En la actualidad todos desconfían de todos, de la llamada del banco, del que toca a la puerta, del que pone la mano para un aventón porque está sin pasaje, del mendigo que pide una moneda, del amigo que pide un favor; no hay duda ¡Esta sociedad está enferma! Y es que la desconfianza es fruto de la mentira, una sociedad que miente es una sociedad enferma, de ahí surgen otras actitudes, la falta de caridad, el odio, el desprecio, el individualismo.

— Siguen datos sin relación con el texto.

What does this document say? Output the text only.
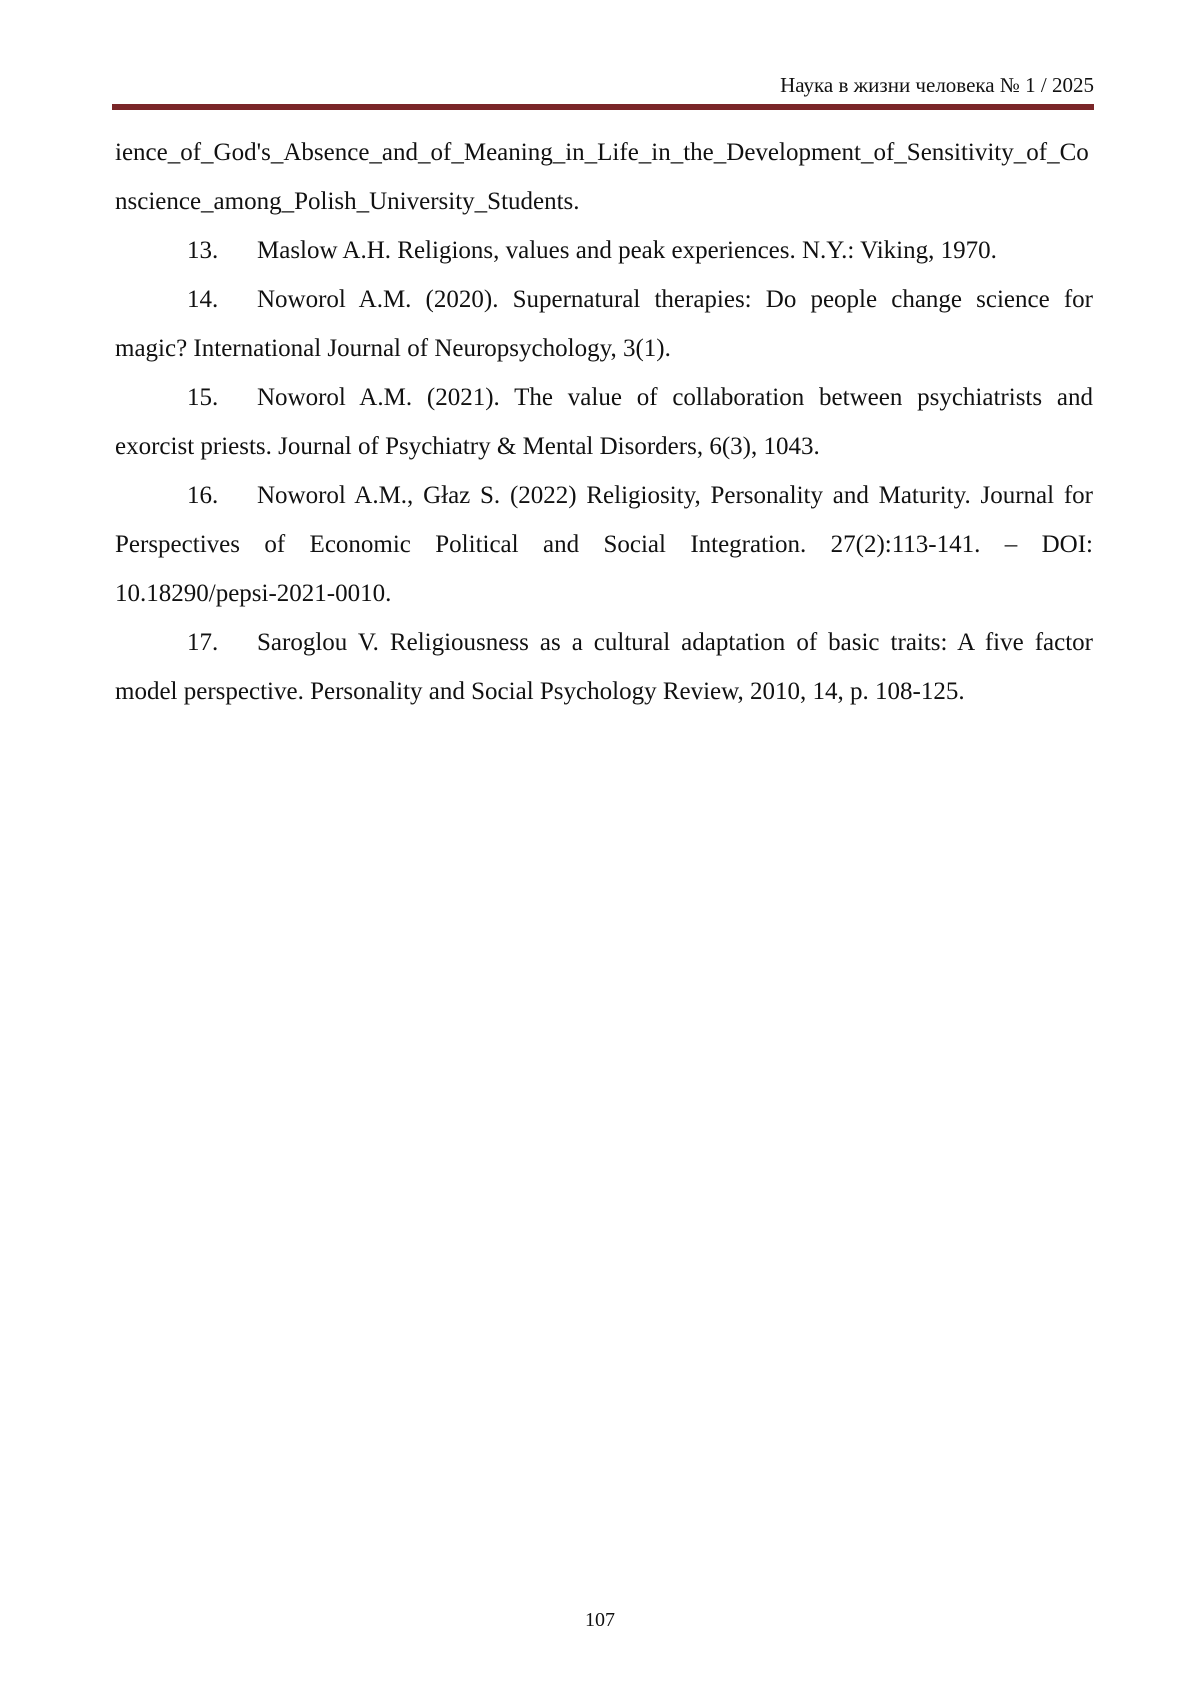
Наука в жизни человека № 1 / 2025

ience_of_God's_Absence_and_of_Meaning_in_Life_in_the_Development_of_Sensitivity_of_Conscience_among_Polish_University_Students.

13. Maslow A.H. Religions, values and peak experiences. N.Y.: Viking, 1970.

14. Noworol A.M. (2020). Supernatural therapies: Do people change science for magic? International Journal of Neuropsychology, 3(1).

15. Noworol A.M. (2021). The value of collaboration between psychiatrists and exorcist priests. Journal of Psychiatry & Mental Disorders, 6(3), 1043.

16. Noworol A.M., Głaz S. (2022) Religiosity, Personality and Maturity. Journal for Perspectives of Economic Political and Social Integration. 27(2):113-141. – DOI: 10.18290/pepsi-2021-0010.

17. Saroglou V. Religiousness as a cultural adaptation of basic traits: A five factor model perspective. Personality and Social Psychology Review, 2010, 14, p. 108-125.

107
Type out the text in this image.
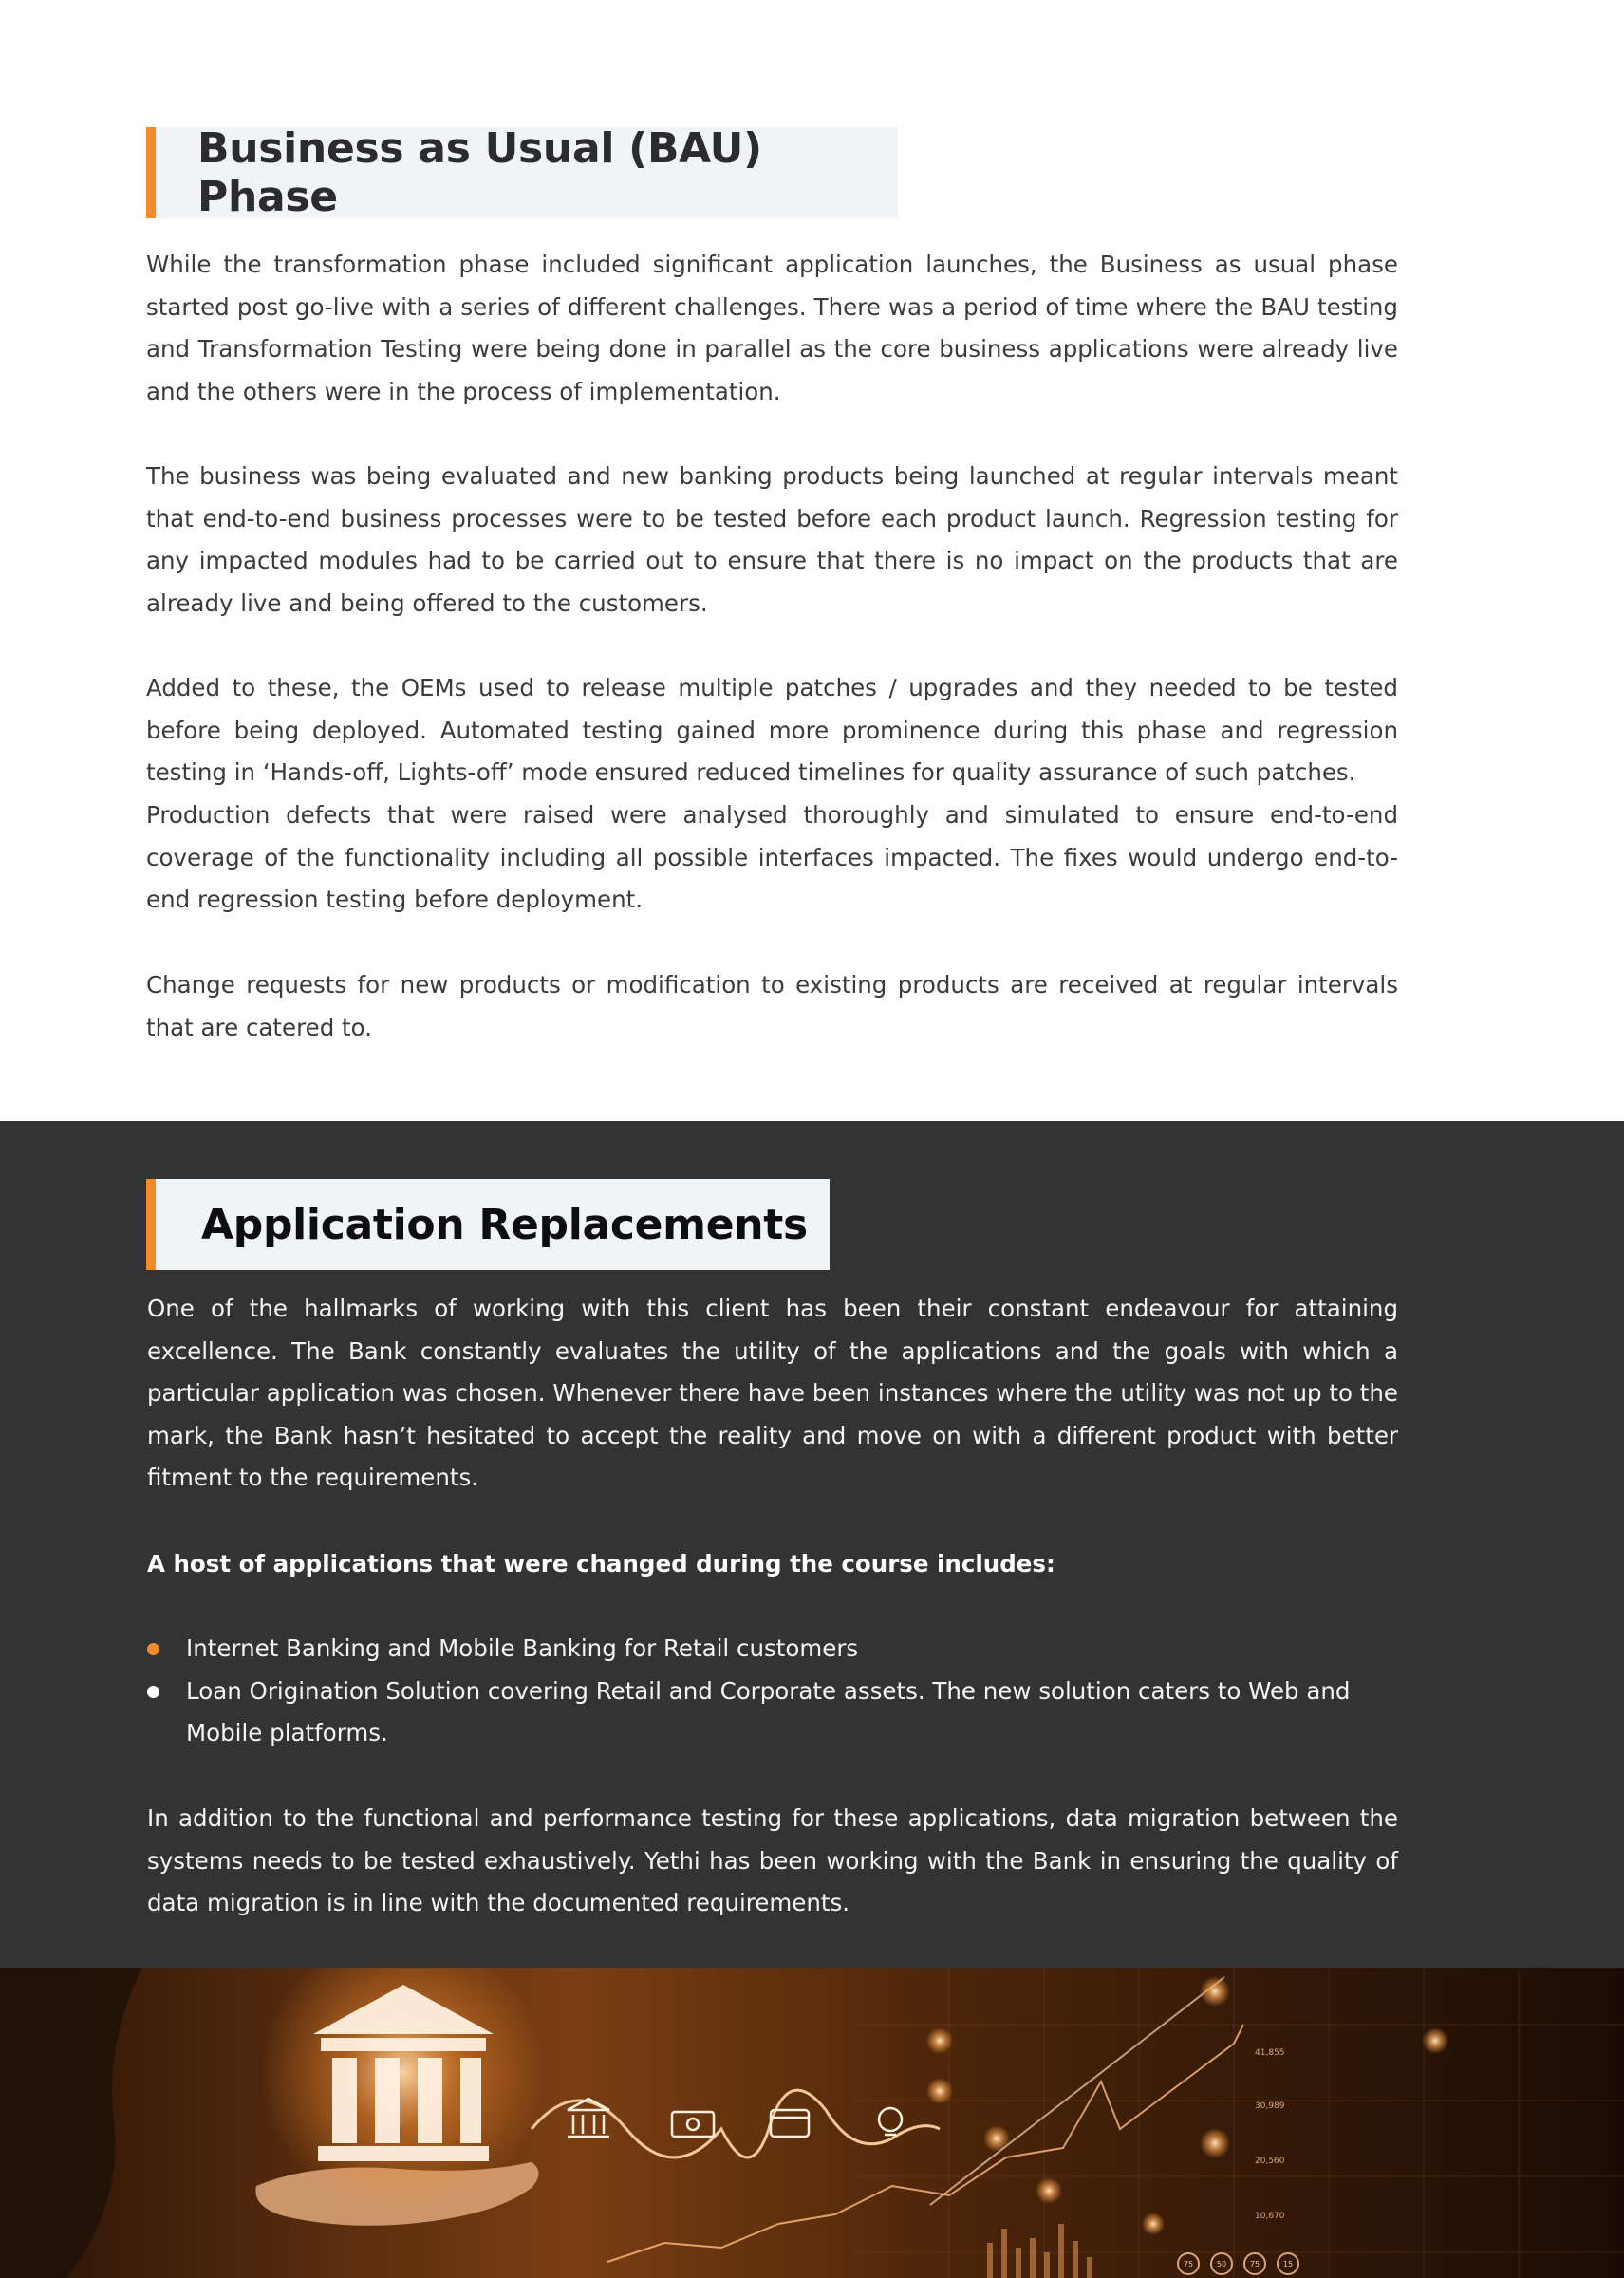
Business as Usual (BAU) Phase

While the transformation phase included significant application launches, the Business as usual phase started post go-live with a series of different challenges. There was a period of time where the BAU testing and Transformation Testing were being done in parallel as the core business applications were already live and the others were in the process of implementation.

The business was being evaluated and new banking products being launched at regular intervals meant that end-to-end business processes were to be tested before each product launch. Regression testing for any impacted modules had to be carried out to ensure that there is no impact on the products that are already live and being offered to the customers.

Added to these, the OEMs used to release multiple patches / upgrades and they needed to be tested before being deployed. Automated testing gained more prominence during this phase and regression testing in ‘Hands-off, Lights-off’ mode ensured reduced timelines for quality assurance of such patches.

Production defects that were raised were analysed thoroughly and simulated to ensure end-to-end coverage of the functionality including all possible interfaces impacted. The fixes would undergo end-to-end regression testing before deployment.

Change requests for new products or modification to existing products are received at regular intervals that are catered to.

Application Replacements

One of the hallmarks of working with this client has been their constant endeavour for attaining excellence. The Bank constantly evaluates the utility of the applications and the goals with which a particular application was chosen. Whenever there have been instances where the utility was not up to the mark, the Bank hasn’t hesitated to accept the reality and move on with a different product with better fitment to the requirements.

A host of applications that were changed during the course includes:

Internet Banking and Mobile Banking for Retail customers
Loan Origination Solution covering Retail and Corporate assets. The new solution caters to Web and Mobile platforms.

In addition to the functional and performance testing for these applications, data migration between the systems needs to be tested exhaustively. Yethi has been working with the Bank in ensuring the quality of data migration is in line with the documented requirements.

41,855
30,989
20,560
10,670
75	50	75	15
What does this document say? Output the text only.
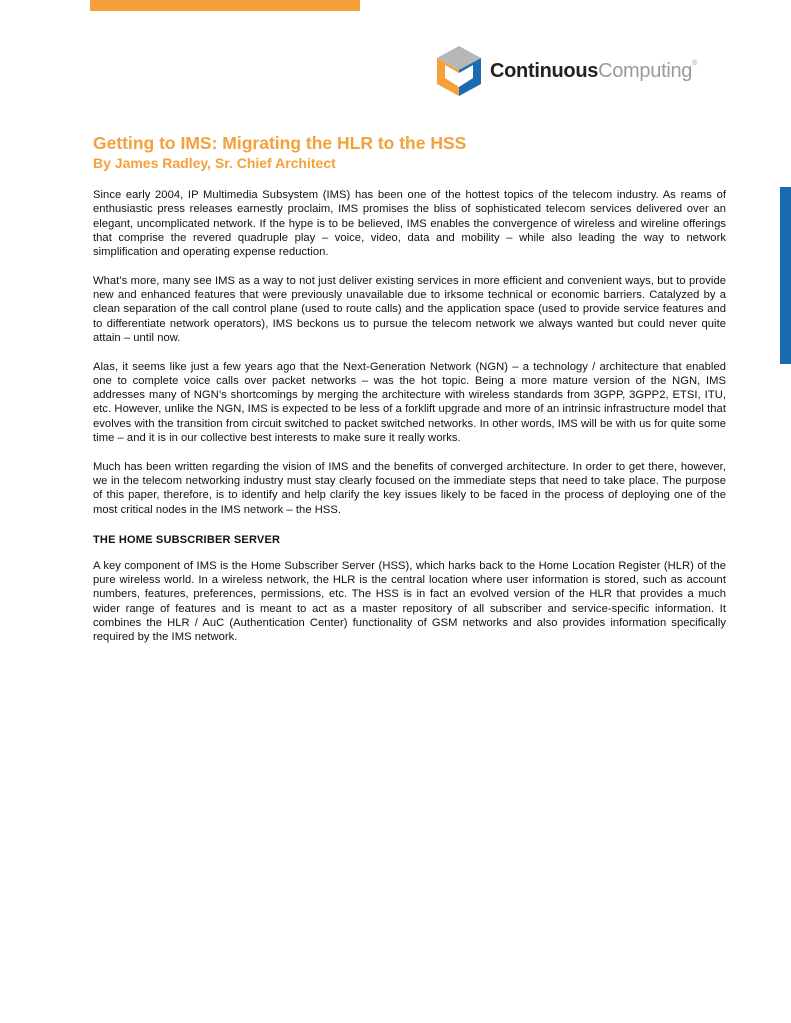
ContinuousComputing®
Getting to IMS: Migrating the HLR to the HSS
By James Radley, Sr. Chief Architect

Since early 2004, IP Multimedia Subsystem (IMS) has been one of the hottest topics of the telecom industry. As reams of enthusiastic press releases earnestly proclaim, IMS promises the bliss of sophisticated telecom services delivered over an elegant, uncomplicated network. If the hype is to be believed, IMS enables the convergence of wireless and wireline offerings that comprise the revered quadruple play – voice, video, data and mobility – while also leading the way to network simplification and operating expense reduction.

What’s more, many see IMS as a way to not just deliver existing services in more efficient and convenient ways, but to provide new and enhanced features that were previously unavailable due to irksome technical or economic barriers. Catalyzed by a clean separation of the call control plane (used to route calls) and the application space (used to provide service features and to differentiate network operators), IMS beckons us to pursue the telecom network we always wanted but could never quite attain – until now.

Alas, it seems like just a few years ago that the Next-Generation Network (NGN) – a technology / architecture that enabled one to complete voice calls over packet networks – was the hot topic. Being a more mature version of the NGN, IMS addresses many of NGN’s shortcomings by merging the architecture with wireless standards from 3GPP, 3GPP2, ETSI, ITU, etc. However, unlike the NGN, IMS is expected to be less of a forklift upgrade and more of an intrinsic infrastructure model that evolves with the transition from circuit switched to packet switched networks. In other words, IMS will be with us for quite some time – and it is in our collective best interests to make sure it really works.

Much has been written regarding the vision of IMS and the benefits of converged architecture. In order to get there, however, we in the telecom networking industry must stay clearly focused on the immediate steps that need to take place. The purpose of this paper, therefore, is to identify and help clarify the key issues likely to be faced in the process of deploying one of the most critical nodes in the IMS network – the HSS.

THE HOME SUBSCRIBER SERVER

A key component of IMS is the Home Subscriber Server (HSS), which harks back to the Home Location Register (HLR) of the pure wireless world. In a wireless network, the HLR is the central location where user information is stored, such as account numbers, features, preferences, permissions, etc. The HSS is in fact an evolved version of the HLR that provides a much wider range of features and is meant to act as a master repository of all subscriber and service-specific information. It combines the HLR / AuC (Authentication Center) functionality of GSM networks and also provides information specifically required by the IMS network.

¿Qué hacer? ¡Lo obvio! Combatir la enfermedad que es la mentira con la vacuna de la verdad, no enseñe a sus hijos a maquillar las cosas, que asuman la consecuencia de sus actos, que sean responsables, así usted entregará buenos ciudadanos al mundo, capaces de cambiar los vicios por virtudes.

No le mienta a su jefe diciendo que todo es culpa de los trancones, cuando en realidad fue pereza, si sabe que a la hora de salir hacia el trabajo hay trancón, madrugue más. No se comprometa si no está dispuesto a cumplir, es mejor decir no a tiempo y no quedar mal.

Si usted es de los que la mentira lo domina, por favor guarde silencio, así también contribuye a la paz, porque si alguna cosa alimenta la guerra es la mentira.

Mentir es un arma peligrosa que envicia, se apodera de usted, por favor amárrese la lengua  si no está dispuesto a decir la verdad, no invente chismes, no degrade la dignidad del otro, no engañe, si en su casa le enseñaron a ser deshonesto, este es el momento para cambiar, usted ya sabe que es bueno y que es malo, tenga la bondad y no robe las ideas, no mate los sueños, no eche cuento para conseguir sexo, no se camufle en su familia para excusarse, no se aproveche de la gente que confía en usted.

Le insisto, si no está dispuesto a hablar con la verdad, mucha ayuda es, que le regale al mundo su silencio.

*Columna de opinión | Jhon Fredy Arenas García | Joven rionegrero, docente de Filosofía y Educación Religiosa, apasionado por los medios de comunicación; un líder, con espíritu de servicio, sentido de fe, entusiasta y soñador, que hizo de sus aliadas, a las letras para expresar junto con ellas ideas que busquen crear conciencia de respeto social.